Bawarczycy przez wiele lata zachwycali rozsądną polityką transferową
W okresie pandemicznym klubowe władze pukały się w czoło, słysząc o kosmicznych wydatkach drużyn hiszpańskich i angielskich. Bayern nie musiał płacić dziesiątków milionów euro, by budować potężny skład. Korzystał z klubowej młodzieży, przekonywał zawodników innych drużyn, którym kończył się kontrakt. Monachijski gigant potrafił „wyciągać” gwiazdy Borussii Dortmund i innych ligowych rywali. Te czasy powoli odchodzą w niepamięć…
30 (potencjalnie 35) mln euro za piłkarza wartego 22 mln euro. Mistrzowie negocjacji. Galata rozegrała Bayern jak chciała, gwarantując sobie maksimum jakie mogła ugrać. Sacha Boey od początku będzie miał nad sobą presję związaną z kosztem, jaki klub z Monachium musiał ponieść by sprowadzić go w swoje szeregi. Jasne, mówimy o transferze, który dziś trudno szufladkować jako udany lub nietrafiony. Naszym zdaniem Francuz był solidnym zawodnikiem na skalę ligi tureckiej (bez wątpienia nie tak dobrym jak próbuje się to sprzedać). Przeskok z przeciętnych rozgrywek do jednego z najlepszych zespołów Europy będzie ogromnym wyzwaniem.

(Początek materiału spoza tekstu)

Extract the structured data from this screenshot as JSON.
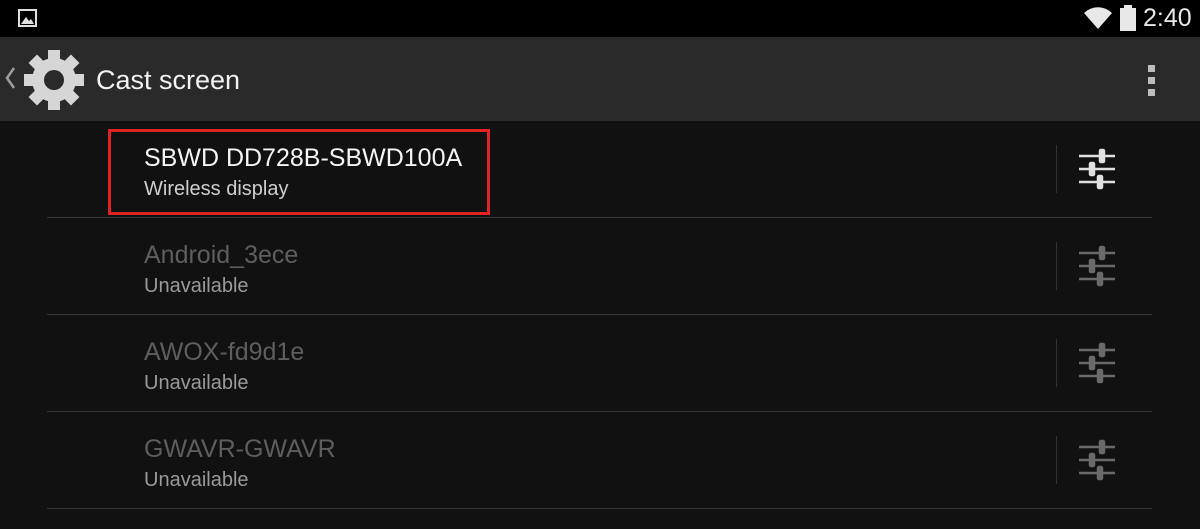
{
  "status_bar": {
    "time": "2:40",
    "icons": [
      "image-notification-icon",
      "wifi-icon",
      "battery-icon"
    ]
  },
  "action_bar": {
    "title": "Cast screen",
    "icons": [
      "up-caret-icon",
      "gear-icon",
      "overflow-menu-icon"
    ]
  },
  "devices": [
    {
      "name": "SBWD DD728B-SBWD100A",
      "status": "Wireless display",
      "available": true
    },
    {
      "name": "Android_3ece",
      "status": "Unavailable",
      "available": false
    },
    {
      "name": "AWOX-fd9d1e",
      "status": "Unavailable",
      "available": false
    },
    {
      "name": "GWAVR-GWAVR",
      "status": "Unavailable",
      "available": false
    }
  ],
  "colors": {
    "highlight_border": "#e02424",
    "action_bar_bg": "#2a2a2a",
    "list_bg": "#111111"
  }
}
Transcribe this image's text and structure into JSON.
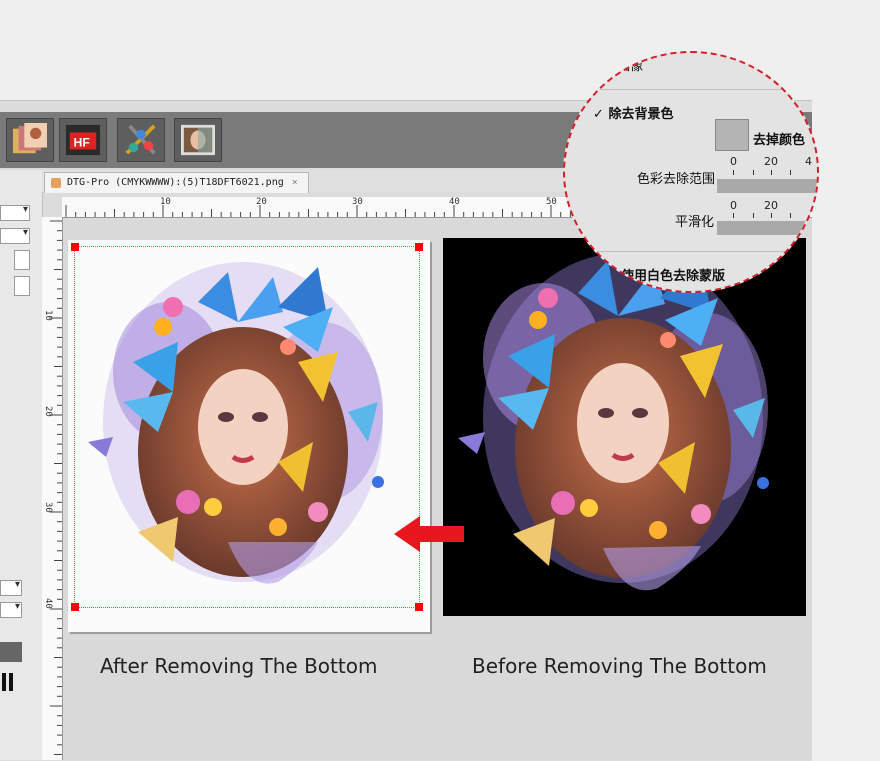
{
  "document_tab": {
    "title": "DTG-Pro (CMYKWWWW):(5)T18DFT6021.png",
    "close": "×"
  },
  "ruler": {
    "top": [
      "10",
      "20",
      "30",
      "40",
      "50"
    ],
    "left": [
      "10",
      "20",
      "30",
      "40"
    ]
  },
  "toolbar_icons": [
    "photo-stack-icon",
    "hf-tool-icon",
    "color-tools-icon",
    "portrait-edit-icon"
  ],
  "captions": {
    "after": "After Removing The Bottom",
    "before": "Before Removing The Bottom"
  },
  "magnifier": {
    "header_fragment": "图像",
    "checkbox_mark": "✓",
    "remove_background": "除去背景色",
    "remove_color": "去掉颜色",
    "color_range_label": "色彩去除范围",
    "smoothing_label": "平滑化",
    "scale": [
      "0",
      "20",
      "4"
    ],
    "white_mask": "使用白色去除蒙版"
  },
  "colors": {
    "accent_red": "#e8171e",
    "magnifier_border": "#d21f2a"
  }
}
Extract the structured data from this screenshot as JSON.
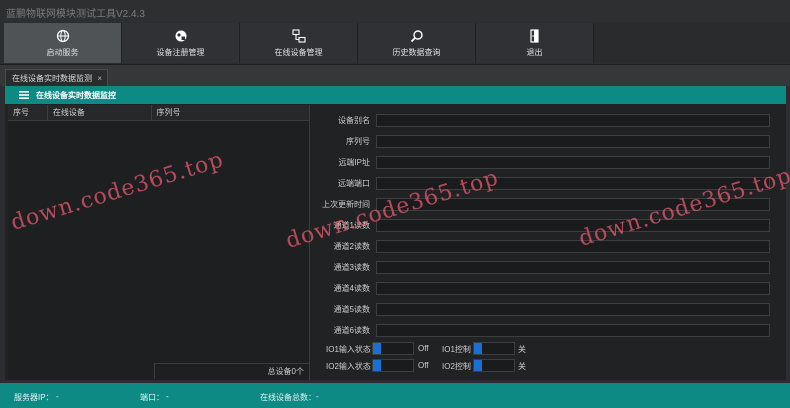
{
  "app": {
    "title": "蓝鹏物联网模块测试工具V2.4.3"
  },
  "toolbar": {
    "buttons": [
      {
        "label": "启动服务",
        "icon": "globe-icon"
      },
      {
        "label": "设备注册管理",
        "icon": "devices-icon"
      },
      {
        "label": "在线设备管理",
        "icon": "network-icon"
      },
      {
        "label": "历史数据查询",
        "icon": "search-icon"
      },
      {
        "label": "退出",
        "icon": "exit-icon"
      }
    ]
  },
  "tab": {
    "label": "在线设备实时数据监测",
    "close": "×"
  },
  "panel": {
    "title": "在线设备实时数据监控"
  },
  "device_list": {
    "columns": [
      "序号",
      "在线设备",
      "序列号"
    ],
    "rows": [],
    "total_label": "总设备0个"
  },
  "form": {
    "fields": [
      {
        "label": "设备别名",
        "value": ""
      },
      {
        "label": "序列号",
        "value": ""
      },
      {
        "label": "远端IP址",
        "value": ""
      },
      {
        "label": "远端端口",
        "value": ""
      },
      {
        "label": "上次更新时间",
        "value": ""
      },
      {
        "label": "通道1读数",
        "value": ""
      },
      {
        "label": "通道2读数",
        "value": ""
      },
      {
        "label": "通道3读数",
        "value": ""
      },
      {
        "label": "通道4读数",
        "value": ""
      },
      {
        "label": "通道5读数",
        "value": ""
      },
      {
        "label": "通道6读数",
        "value": ""
      }
    ],
    "io": [
      {
        "input_label": "IO1输入状态",
        "input_state": "Off",
        "control_label": "IO1控制",
        "control_state": "关"
      },
      {
        "input_label": "IO2输入状态",
        "input_state": "Off",
        "control_label": "IO2控制",
        "control_state": "关"
      }
    ]
  },
  "statusbar": {
    "server_ip_label": "服务器IP：",
    "server_ip_value": "-",
    "port_label": "端口：",
    "port_value": "-",
    "online_total_label": "在线设备总数：",
    "online_total_value": "-"
  },
  "watermark": {
    "text": "down.code365.top"
  },
  "colors": {
    "accent": "#0e8a85",
    "toggle": "#1a6fd0",
    "watermark": "#eb5a6e"
  }
}
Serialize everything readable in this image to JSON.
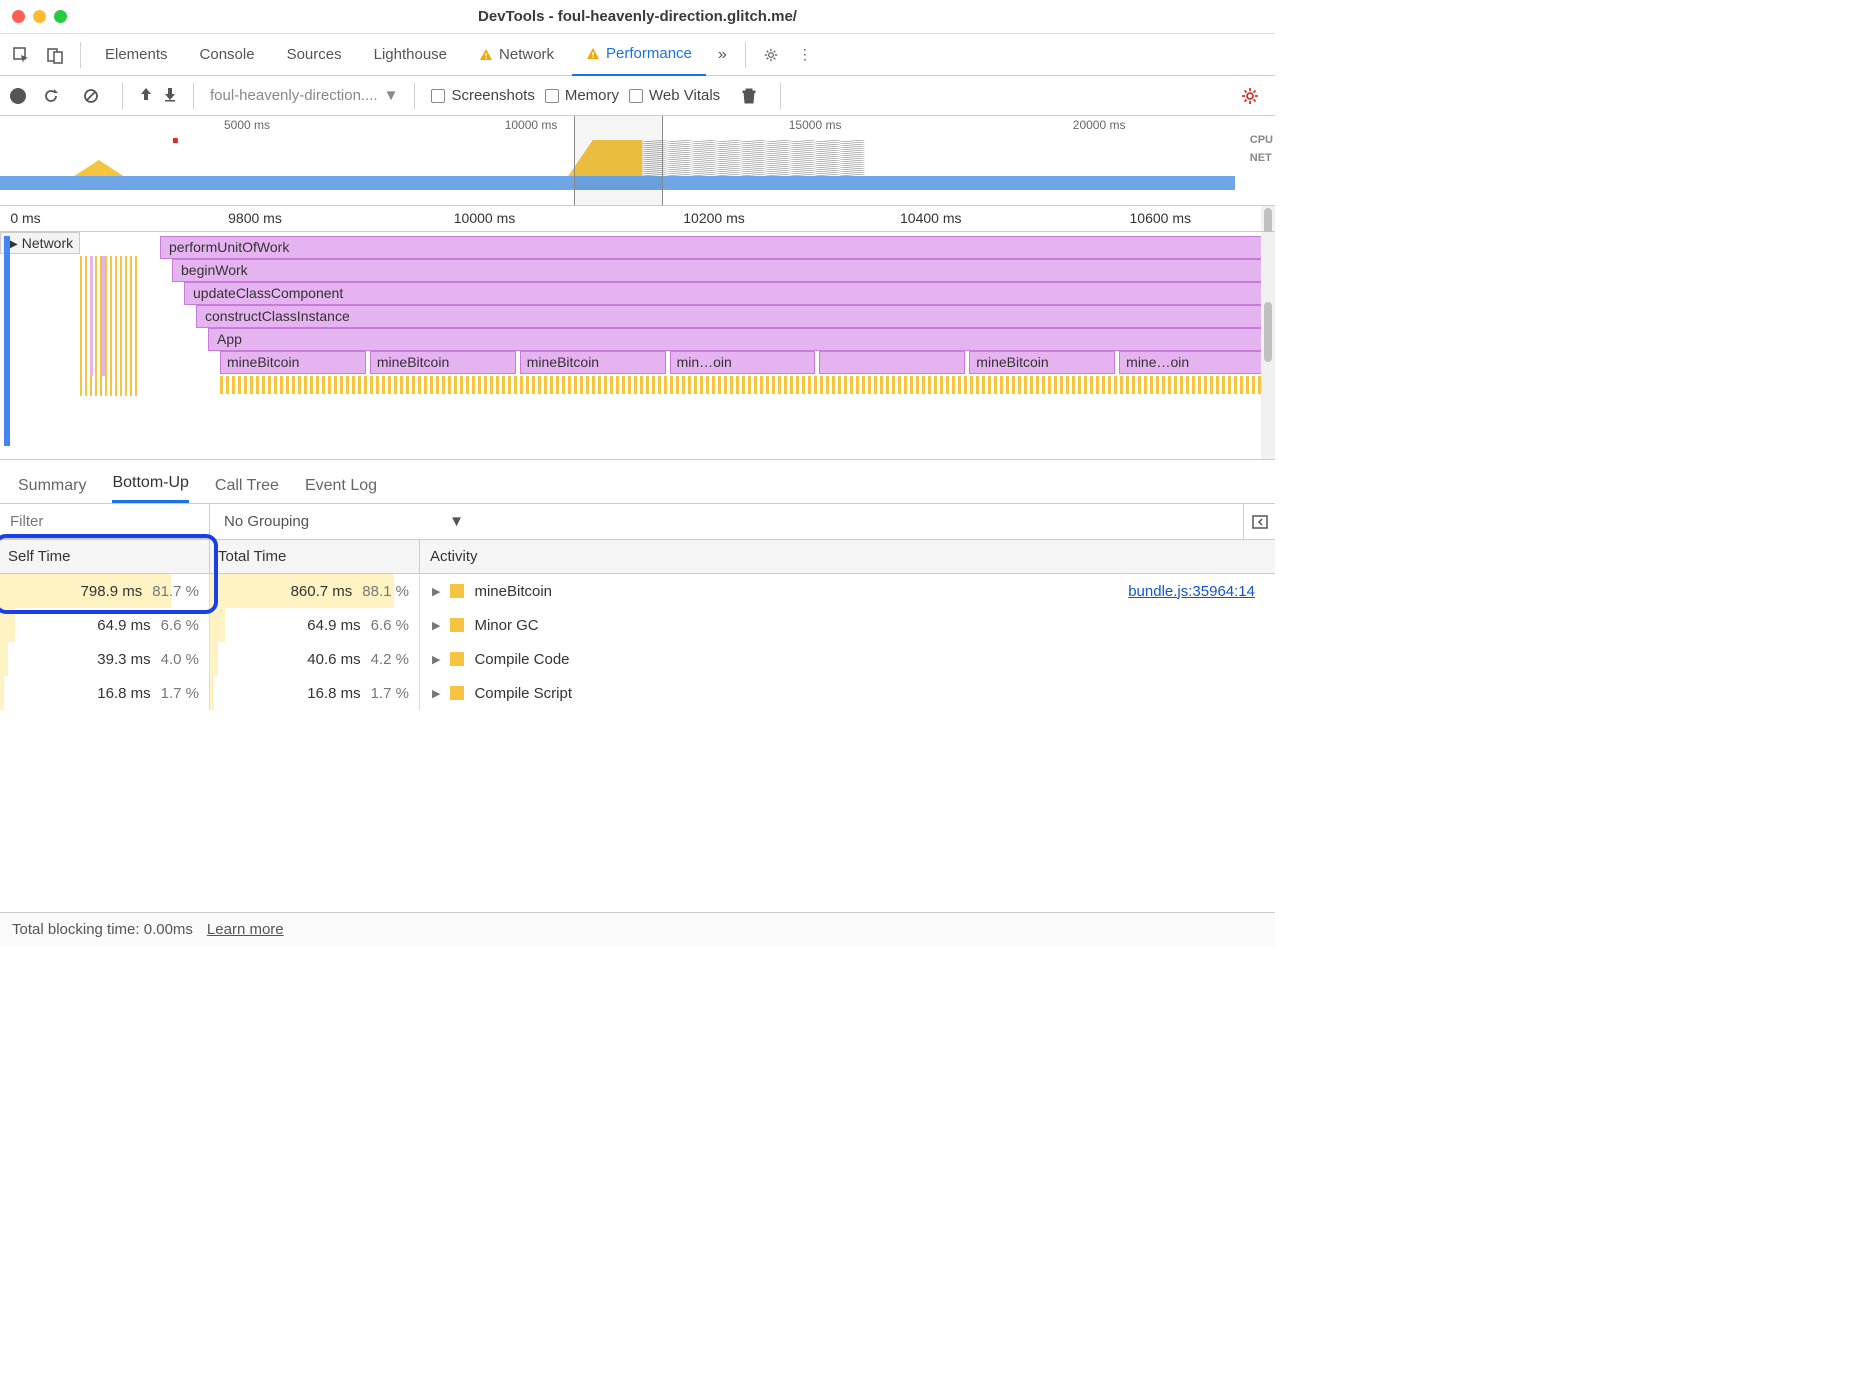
{
  "window": {
    "title": "DevTools - foul-heavenly-direction.glitch.me/"
  },
  "tabs": {
    "items": [
      "Elements",
      "Console",
      "Sources",
      "Lighthouse",
      "Network",
      "Performance"
    ],
    "active": 5,
    "warn_on": [
      4,
      5
    ]
  },
  "toolbar": {
    "recording_label": "foul-heavenly-direction....",
    "checkboxes": [
      "Screenshots",
      "Memory",
      "Web Vitals"
    ]
  },
  "overview": {
    "ticks": [
      {
        "label": "5000 ms",
        "pct": 20
      },
      {
        "label": "10000 ms",
        "pct": 43
      },
      {
        "label": "15000 ms",
        "pct": 66
      },
      {
        "label": "20000 ms",
        "pct": 89
      }
    ],
    "labels": {
      "cpu": "CPU",
      "net": "NET"
    },
    "highlight": {
      "left_pct": 45,
      "width_pct": 7
    }
  },
  "ruler": {
    "ticks": [
      {
        "label": "0 ms",
        "pct": 2
      },
      {
        "label": "9800 ms",
        "pct": 20
      },
      {
        "label": "10000 ms",
        "pct": 38
      },
      {
        "label": "10200 ms",
        "pct": 56
      },
      {
        "label": "10400 ms",
        "pct": 73
      },
      {
        "label": "10600 ms",
        "pct": 91
      }
    ]
  },
  "flame": {
    "network_label": "Network",
    "stack": [
      "performUnitOfWork",
      "beginWork",
      "updateClassComponent",
      "constructClassInstance",
      "App"
    ],
    "mine": [
      "mineBitcoin",
      "mineBitcoin",
      "mineBitcoin",
      "min…oin",
      "",
      "mineBitcoin",
      "mine…oin"
    ]
  },
  "bottom_tabs": {
    "items": [
      "Summary",
      "Bottom-Up",
      "Call Tree",
      "Event Log"
    ],
    "active": 1
  },
  "filter": {
    "placeholder": "Filter",
    "grouping": "No Grouping"
  },
  "table": {
    "headers": {
      "self": "Self Time",
      "total": "Total Time",
      "activity": "Activity"
    },
    "rows": [
      {
        "self_ms": "798.9 ms",
        "self_pct": "81.7 %",
        "self_bar": 82,
        "total_ms": "860.7 ms",
        "total_pct": "88.1 %",
        "total_bar": 88,
        "activity": "mineBitcoin",
        "link": "bundle.js:35964:14"
      },
      {
        "self_ms": "64.9 ms",
        "self_pct": "6.6 %",
        "self_bar": 7,
        "total_ms": "64.9 ms",
        "total_pct": "6.6 %",
        "total_bar": 7,
        "activity": "Minor GC",
        "link": ""
      },
      {
        "self_ms": "39.3 ms",
        "self_pct": "4.0 %",
        "self_bar": 4,
        "total_ms": "40.6 ms",
        "total_pct": "4.2 %",
        "total_bar": 4,
        "activity": "Compile Code",
        "link": ""
      },
      {
        "self_ms": "16.8 ms",
        "self_pct": "1.7 %",
        "self_bar": 2,
        "total_ms": "16.8 ms",
        "total_pct": "1.7 %",
        "total_bar": 2,
        "activity": "Compile Script",
        "link": ""
      }
    ]
  },
  "status": {
    "blocking": "Total blocking time: 0.00ms",
    "learn": "Learn more"
  }
}
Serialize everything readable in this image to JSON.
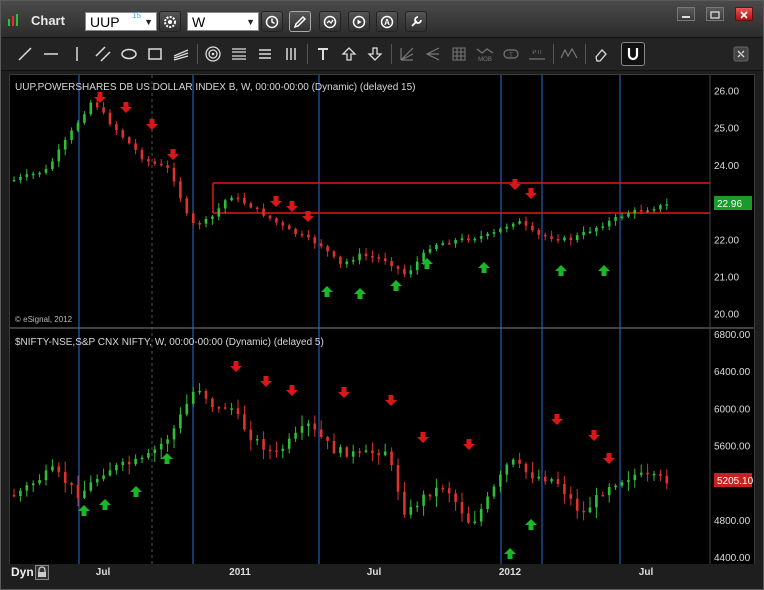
{
  "app": {
    "title": "Chart"
  },
  "toolbar": {
    "symbol": "UUP",
    "symbol_superscript": "15",
    "interval": "W"
  },
  "pane1": {
    "label": "UUP,POWERSHARES DB US DOLLAR INDEX B, W, 00:00-00:00 (Dynamic) (delayed 15)",
    "y_ticks": [
      "26.00",
      "25.00",
      "24.00",
      "23.00",
      "22.00",
      "21.00",
      "20.00"
    ],
    "last_price": "22.96",
    "copyright": "© eSignal, 2012"
  },
  "pane2": {
    "label": "$NIFTY-NSE,S&P CNX NIFTY, W, 00:00-00:00 (Dynamic) (delayed 5)",
    "y_ticks": [
      "6800.00",
      "6400.00",
      "6000.00",
      "5600.00",
      "5200.00",
      "4800.00",
      "4400.00"
    ],
    "last_price": "5205.10"
  },
  "x_axis": {
    "ticks": [
      "Jul",
      "2011",
      "Jul",
      "2012",
      "Jul"
    ]
  },
  "statusbar": {
    "mode": "Dyn"
  },
  "colors": {
    "up": "#2fbf3a",
    "down": "#e03030",
    "up_arrow": "#18b828",
    "down_arrow": "#d81818",
    "level_line": "#e01818",
    "vline": "#2a6fd0",
    "last_price_1_bg": "#1a9a2a",
    "last_price_2_bg": "#c82020"
  }
}
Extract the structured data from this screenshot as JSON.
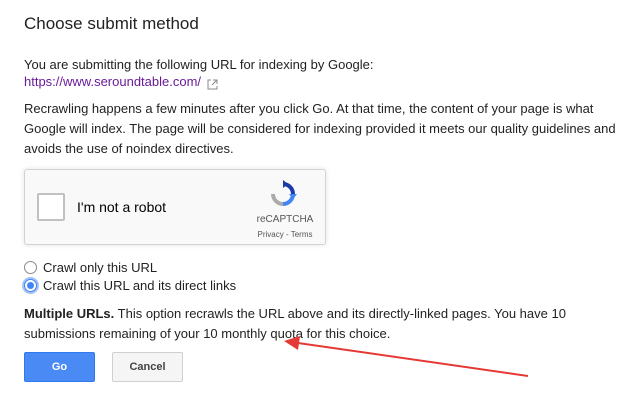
{
  "dialog": {
    "title": "Choose submit method",
    "intro": "You are submitting the following URL for indexing by Google:",
    "url": "https://www.seroundtable.com/",
    "description": "Recrawling happens a few minutes after you click Go. At that time, the content of your page is what Google will index. The page will be considered for indexing provided it meets our quality guidelines and avoids the use of noindex directives."
  },
  "captcha": {
    "label": "I'm not a robot",
    "brand": "reCAPTCHA",
    "terms": "Privacy - Terms",
    "icon": "recaptcha-icon"
  },
  "options": [
    {
      "label": "Crawl only this URL",
      "selected": false
    },
    {
      "label": "Crawl this URL and its direct links",
      "selected": true
    }
  ],
  "note": {
    "bold": "Multiple URLs.",
    "text": " This option recrawls the URL above and its directly-linked pages. You have 10 submissions remaining of your 10 monthly quota for this choice."
  },
  "buttons": {
    "go": "Go",
    "cancel": "Cancel"
  },
  "colors": {
    "link": "#6a1b9a",
    "primary": "#4a8af4",
    "annotation_arrow": "#e53935"
  }
}
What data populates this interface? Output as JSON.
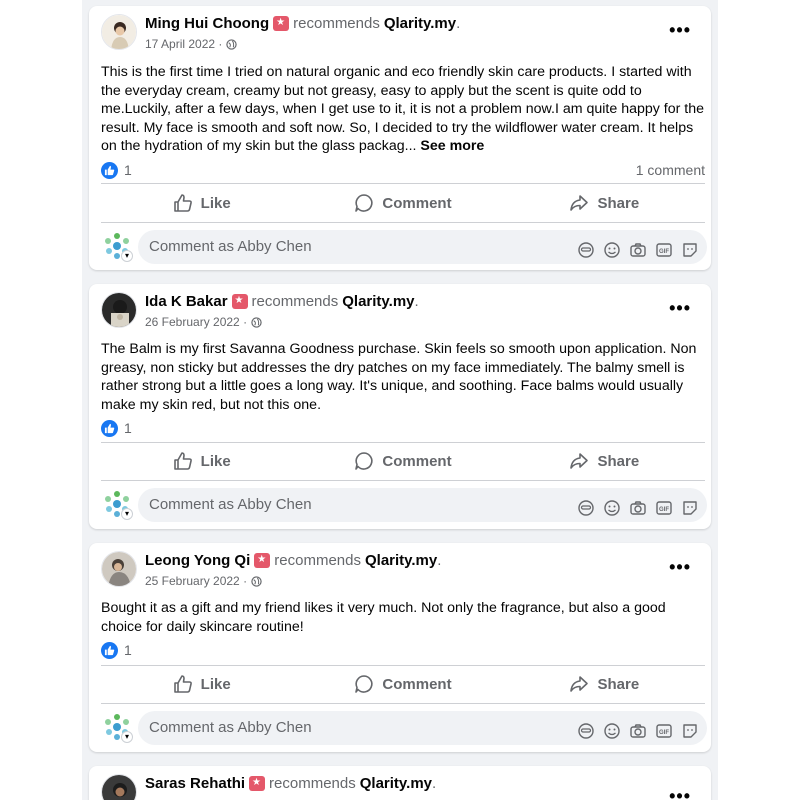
{
  "viewer": {
    "comment_placeholder": "Comment as Abby Chen"
  },
  "actions": {
    "like": "Like",
    "comment": "Comment",
    "share": "Share",
    "see_more": "See more"
  },
  "posts": [
    {
      "author": "Ming Hui Choong",
      "recommends": "recommends",
      "page": "Qlarity.my",
      "date": "17 April 2022",
      "text": "This is the first time I tried on natural organic and eco friendly skin care products. I started with the everyday cream, creamy but not greasy, easy to apply but the scent is quite odd to me.Luckily, after a few days, when I get use to it, it is not a problem now.I am quite happy for the result. My face is smooth and soft now. So, I decided to try the wildflower water cream.  It helps on the hydration of my skin but the glass packag...",
      "likes": "1",
      "comments": "1 comment"
    },
    {
      "author": "Ida K Bakar",
      "recommends": "recommends",
      "page": "Qlarity.my",
      "date": "26 February 2022",
      "text": "The Balm is my first Savanna Goodness purchase. Skin feels so smooth upon application. Non greasy, non sticky but addresses the dry patches on my face immediately. The balmy smell is rather strong but a little goes a long way. It's unique, and soothing. Face balms would usually make my skin red, but not this one.",
      "likes": "1"
    },
    {
      "author": "Leong Yong Qi",
      "recommends": "recommends",
      "page": "Qlarity.my",
      "date": "25 February 2022",
      "text": "Bought it as a gift and my friend likes it very much. Not only the fragrance, but also a good choice for daily skincare routine!",
      "likes": "1"
    },
    {
      "author": "Saras Rehathi",
      "recommends": "recommends",
      "page": "Qlarity.my"
    }
  ]
}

Boey ma przed sobą życiową szansę
To może być strzał w dziesiątkę lub totalne nieporozumienie. Nikt tego nie jest w stanie przewidzieć. Gdybyśmy wiedzieli, że Bayern od dawna był przekonany do sprowadzenia Francuza – okej. Wszyscy zdają sobie jednak sprawę, że Boey jako kandydat pojawił się w ostatnich dniach, bo inne opcje odpadły. Bayern przepłacił, bo… nie miał alternatyw. Działacze muszą liczyć, że zawodnik udowodni na murawie, że warto było zaryzykować, nawet jeśli w tym momencie koszty wydają się przesadzone.
To niewiarygodne, ekscytujące. Nie mogłem spać, spełnia się moje marzenie. Jestem szybkim, agresywnym graczem, który wie, jak bronić, ale także atakować. Bayern to legendarny klub z długą historią. To dla mnie zaszczyt, że taki klub mnie chciał i że będę mógł tu grać – powiedział Sacha Boey. Pozostaje wierzyć, że Francuz rzeczywiście zdoła udźwignąć presję i szybko wkomponuje się w drużynę Thomasa Tuchela.